Geographic Variation and Maintainace of Polymorhism in Parasemia plantaginis (Wood Tiger Moth)
Project Number: CH-4168
||01/01/2010 - 12/31/2012 project completed
||Dr. Robert Hegna
University of Palm Beach Atlantic
901 S. Flagler Drive
West Palm Beach, FL 33401
United States of America
A central question in evolutionary biology is to understand how spatial and temporal variation in selection maintains genetic and phenotypic variation within and among populations (Conover et al. 2006). Recently, a comparative analyses in lizards suggested that species with variable color patterns have larger ranges, utilize a greater diversity of habitat types, and are underrepresented among species currently listed as threatened (Forsman & Åberg 2008). These results are consistent with the proposition that the co-occurrence of multiple color variants may promote the ecological success of populations and species. Thus, in addition to its purely intellectual endeavor, studies on color polymorphism also offer tools in following populations during the (human) induced environmental changes (Mace and Purvis 2008).

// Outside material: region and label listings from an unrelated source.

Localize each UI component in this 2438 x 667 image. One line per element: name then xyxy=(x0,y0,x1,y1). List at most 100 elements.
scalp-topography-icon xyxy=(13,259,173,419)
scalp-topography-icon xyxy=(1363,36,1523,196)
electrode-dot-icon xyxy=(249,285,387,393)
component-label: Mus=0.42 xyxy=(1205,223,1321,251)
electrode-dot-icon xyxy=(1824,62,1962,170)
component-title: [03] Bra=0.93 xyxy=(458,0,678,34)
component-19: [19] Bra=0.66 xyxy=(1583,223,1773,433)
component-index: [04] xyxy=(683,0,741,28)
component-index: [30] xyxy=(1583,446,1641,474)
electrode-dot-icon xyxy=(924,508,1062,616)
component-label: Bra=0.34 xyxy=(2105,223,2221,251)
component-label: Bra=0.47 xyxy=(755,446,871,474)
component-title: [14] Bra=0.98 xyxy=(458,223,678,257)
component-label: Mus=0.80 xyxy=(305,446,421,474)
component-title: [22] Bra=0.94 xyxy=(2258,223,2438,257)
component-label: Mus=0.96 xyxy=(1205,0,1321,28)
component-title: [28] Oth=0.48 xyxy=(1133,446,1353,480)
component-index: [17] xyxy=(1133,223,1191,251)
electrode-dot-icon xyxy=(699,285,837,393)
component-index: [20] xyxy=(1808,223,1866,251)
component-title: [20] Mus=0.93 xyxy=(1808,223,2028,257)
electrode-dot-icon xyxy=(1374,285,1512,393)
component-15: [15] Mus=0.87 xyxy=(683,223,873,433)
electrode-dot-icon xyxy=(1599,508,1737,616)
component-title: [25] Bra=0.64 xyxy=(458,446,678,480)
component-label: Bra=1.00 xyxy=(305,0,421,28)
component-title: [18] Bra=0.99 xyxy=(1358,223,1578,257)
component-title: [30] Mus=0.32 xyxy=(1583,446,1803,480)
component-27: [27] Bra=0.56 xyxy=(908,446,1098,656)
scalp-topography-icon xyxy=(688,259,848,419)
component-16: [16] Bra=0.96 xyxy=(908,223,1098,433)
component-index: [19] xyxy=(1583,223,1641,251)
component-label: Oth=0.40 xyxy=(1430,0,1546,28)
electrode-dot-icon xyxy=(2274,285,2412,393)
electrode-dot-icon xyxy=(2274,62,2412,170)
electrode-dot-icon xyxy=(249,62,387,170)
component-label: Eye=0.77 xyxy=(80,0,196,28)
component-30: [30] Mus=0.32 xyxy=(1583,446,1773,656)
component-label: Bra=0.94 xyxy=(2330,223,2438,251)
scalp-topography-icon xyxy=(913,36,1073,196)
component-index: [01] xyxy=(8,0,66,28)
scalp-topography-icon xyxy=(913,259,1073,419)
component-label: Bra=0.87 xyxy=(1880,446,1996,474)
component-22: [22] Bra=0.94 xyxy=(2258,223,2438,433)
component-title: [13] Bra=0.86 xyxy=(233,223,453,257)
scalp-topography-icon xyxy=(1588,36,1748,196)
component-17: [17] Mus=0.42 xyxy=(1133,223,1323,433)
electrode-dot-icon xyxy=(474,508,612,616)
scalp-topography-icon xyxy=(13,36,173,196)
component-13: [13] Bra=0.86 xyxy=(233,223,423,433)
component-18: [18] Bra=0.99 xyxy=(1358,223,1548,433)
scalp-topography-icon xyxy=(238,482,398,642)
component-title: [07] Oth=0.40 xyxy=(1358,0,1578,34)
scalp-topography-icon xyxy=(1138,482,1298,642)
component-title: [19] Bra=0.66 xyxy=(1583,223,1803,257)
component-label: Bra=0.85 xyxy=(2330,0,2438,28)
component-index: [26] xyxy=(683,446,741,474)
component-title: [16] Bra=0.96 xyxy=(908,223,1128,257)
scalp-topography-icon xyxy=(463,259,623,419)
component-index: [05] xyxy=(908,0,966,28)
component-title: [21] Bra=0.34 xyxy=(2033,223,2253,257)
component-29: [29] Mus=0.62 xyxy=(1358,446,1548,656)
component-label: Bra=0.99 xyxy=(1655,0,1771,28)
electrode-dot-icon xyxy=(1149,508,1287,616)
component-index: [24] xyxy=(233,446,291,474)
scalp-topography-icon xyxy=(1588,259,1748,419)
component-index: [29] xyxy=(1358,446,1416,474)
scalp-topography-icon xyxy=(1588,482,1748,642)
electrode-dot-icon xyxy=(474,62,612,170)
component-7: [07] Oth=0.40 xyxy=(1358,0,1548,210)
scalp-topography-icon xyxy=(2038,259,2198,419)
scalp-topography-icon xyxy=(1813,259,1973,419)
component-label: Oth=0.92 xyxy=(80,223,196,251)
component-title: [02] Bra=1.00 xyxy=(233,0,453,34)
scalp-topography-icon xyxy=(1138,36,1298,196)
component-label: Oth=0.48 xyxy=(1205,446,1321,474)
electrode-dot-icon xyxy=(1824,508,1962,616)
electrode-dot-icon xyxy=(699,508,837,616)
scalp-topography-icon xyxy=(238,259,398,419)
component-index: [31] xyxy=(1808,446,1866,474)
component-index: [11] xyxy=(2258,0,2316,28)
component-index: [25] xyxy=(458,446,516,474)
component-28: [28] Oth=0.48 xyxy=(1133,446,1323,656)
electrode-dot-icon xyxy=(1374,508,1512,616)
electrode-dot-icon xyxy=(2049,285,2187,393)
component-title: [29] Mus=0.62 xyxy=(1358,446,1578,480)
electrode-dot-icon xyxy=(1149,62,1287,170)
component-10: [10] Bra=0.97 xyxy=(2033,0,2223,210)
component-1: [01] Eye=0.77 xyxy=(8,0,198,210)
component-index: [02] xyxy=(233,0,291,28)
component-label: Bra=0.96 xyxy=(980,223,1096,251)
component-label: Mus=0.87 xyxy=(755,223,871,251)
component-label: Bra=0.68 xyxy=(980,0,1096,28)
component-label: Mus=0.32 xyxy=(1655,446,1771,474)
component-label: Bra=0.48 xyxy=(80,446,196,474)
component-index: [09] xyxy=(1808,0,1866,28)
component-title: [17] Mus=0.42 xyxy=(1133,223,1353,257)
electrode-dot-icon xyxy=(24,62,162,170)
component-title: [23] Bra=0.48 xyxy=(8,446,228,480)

Butterflies and moths provide an ideal system for integrative research on evolution and selective pressures because of the plethora of ‘raw material’ through which evolution can act via the variability between and within species (Brakefield and French 1999, McMillan et al. 2002). The wood tiger moth (Parasemia plantaginis, family Arctiidae) occurs worldwide at northern latitudes and exhibits extensive color polymorphism. Our studies also indicate Parasemia plantaginis is aposematic (i.e., it tastes bad to predators and has a warning signal). Aposematic organisms are not predicted to be polymorphic because it would disrupt the ability for predators to form a ‘search image’, which would make it more difficult for predators to learn avoidance (Mappes et al. 2005). Therefore, P. plantaginis are not predicted to display color polymorphisms. Relaxed predation pressure, via predator generalization or less dense predator populations, can allow greater variation in warning signal because there is less need for an extremely uniform signal to lower predator education costs. Another factor besides a lack of predation that can help explain polymorphisms in aposematic organisms is trade-offs. In the alps and other high elevation locations we observe a very melanistic color morph of this species in addition to other geographic trends that result in increased melanization. Therefore, our predation study aims to address two main questions. The first is whether lower predation pressure can explain observed variability in phenotype in this aposematic moth. We are performing experiments in multiple locations this summer to address this first question. The second question in our research is whether there is a cost in terms of increased predation for individuals who are very melanistic.